The instrument control software offers the users a limited number of choices. The manual "Control" screen allows the operator
to activate certain functions such as the titration-cell wash routine, open and close the titration-cell cap, move the robot
arm grippers, control the balance door, and operate the decapping station gripper. The operator thus has sufficient control
to handle routine maintenance such as cleaning the titration cell and removing sample tubes that were left in the system after
a critical error or an emergency stop. Advanced functions such as control of the robot-arm movements are disabled for safety
reasons and can only be accessed through a password-protected administrator login.

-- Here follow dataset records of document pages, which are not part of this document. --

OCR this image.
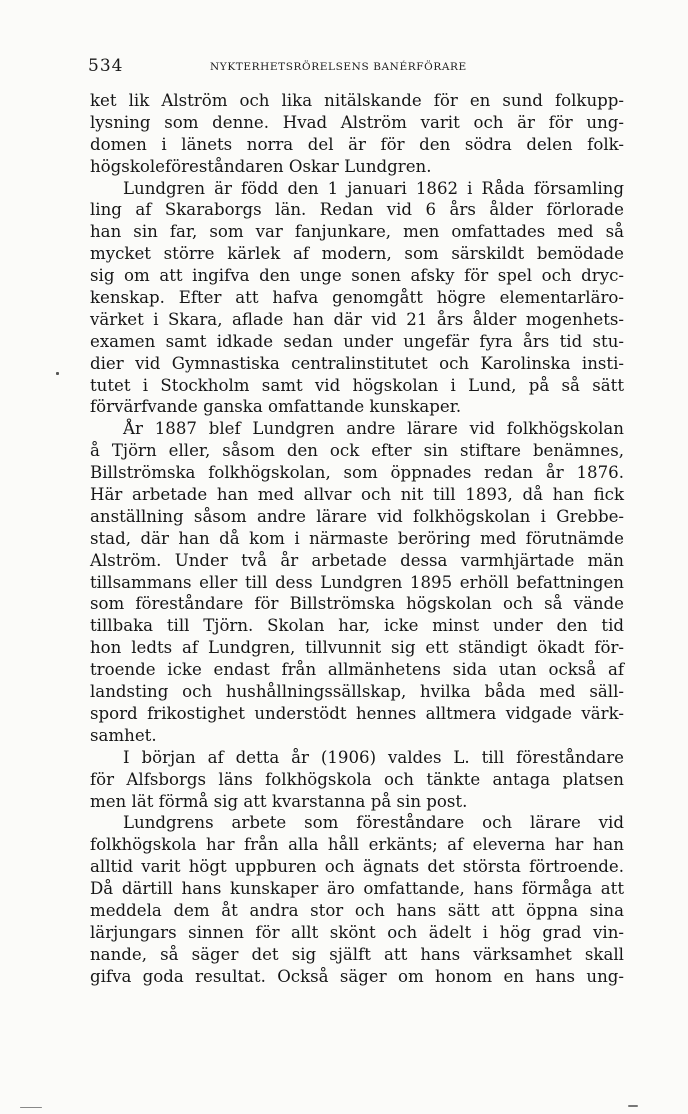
534	NYKTERHETSRÖRELSENS BANÉRFÖRARE
ket lik Alström och lika nitälskande för en sund folkupp-
lysning som denne. Hvad Alström varit och är för ung-
domen i länets norra del är för den södra delen folk-
högskoleföreståndaren Oskar Lundgren.
Lundgren är född den 1 januari 1862 i Råda församling
ling af Skaraborgs län. Redan vid 6 års ålder förlorade
han sin far, som var fanjunkare, men omfattades med så
mycket större kärlek af modern, som särskildt bemödade
sig om att ingifva den unge sonen afsky för spel och dryc-
kenskap. Efter att hafva genomgått högre elementarläro-
värket i Skara, aflade han där vid 21 års ålder mogenhets-
examen samt idkade sedan under ungefär fyra års tid stu-
dier vid Gymnastiska centralinstitutet och Karolinska insti-
tutet i Stockholm samt vid högskolan i Lund, på så sätt
förvärfvande ganska omfattande kunskaper.
År 1887 blef Lundgren andre lärare vid folkhögskolan
å Tjörn eller, såsom den ock efter sin stiftare benämnes,
Billströmska folkhögskolan, som öppnades redan år 1876.
Här arbetade han med allvar och nit till 1893, då han fick
anställning såsom andre lärare vid folkhögskolan i Grebbe-
stad, där han då kom i närmaste beröring med förutnämde
Alström. Under två år arbetade dessa varmhjärtade män
tillsammans eller till dess Lundgren 1895 erhöll befattningen
som föreståndare för Billströmska högskolan och så vände
tillbaka till Tjörn. Skolan har, icke minst under den tid
hon ledts af Lundgren, tillvunnit sig ett ständigt ökadt för-
troende icke endast från allmänhetens sida utan också af
landsting och hushållningssällskap, hvilka båda med säll-
spord frikostighet understödt hennes alltmera vidgade värk-
samhet.
I början af detta år (1906) valdes L. till föreståndare
för Alfsborgs läns folkhögskola och tänkte antaga platsen
men lät förmå sig att kvarstanna på sin post.
Lundgrens arbete som föreståndare och lärare vid
folkhögskola har från alla håll erkänts; af eleverna har han
alltid varit högt uppburen och ägnats det största förtroende.
Då därtill hans kunskaper äro omfattande, hans förmåga att
meddela dem åt andra stor och hans sätt att öppna sina
lärjungars sinnen för allt skönt och ädelt i hög grad vin-
nande, så säger det sig själft att hans värksamhet skall
gifva goda resultat. Också säger om honom en hans ung-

The "Run Standards" screen allows the operator to perform titer determination using sodium tartrate. The raw data (volume
of titrant dispensed) is obtained from the titrator, the sample mass is obtained from the balance and the titer (mg H2O/mL KF reagent) is calculated and stored by the Focus software. Here, a minimum of three replicates are required. The average
value is used for all subsequent sample moisture determination.
The "Run Sample" screen allow users to enter the total number of samples to be analyzed and the number of titrations to be
performed before the titration cell is washed. These two user-input parameters are the only ones that directly affect system
operation. No product-specific methods exist. All samples are handled and analyzed in the same manner. After each moisture
determination, the result is sent to the computer and immediately printed on the attached line printer. To simplify system
validation, the authors decided not to include the optional 21 CFR Part 11: Electronic Records, Electronic Signature feature, but this functionality could be added in a future software revision
The "Mock Run" screen is identical to the "Run Sample" screen, with exception that no titration is performed. This mode is
used for system demonstration and training purposes.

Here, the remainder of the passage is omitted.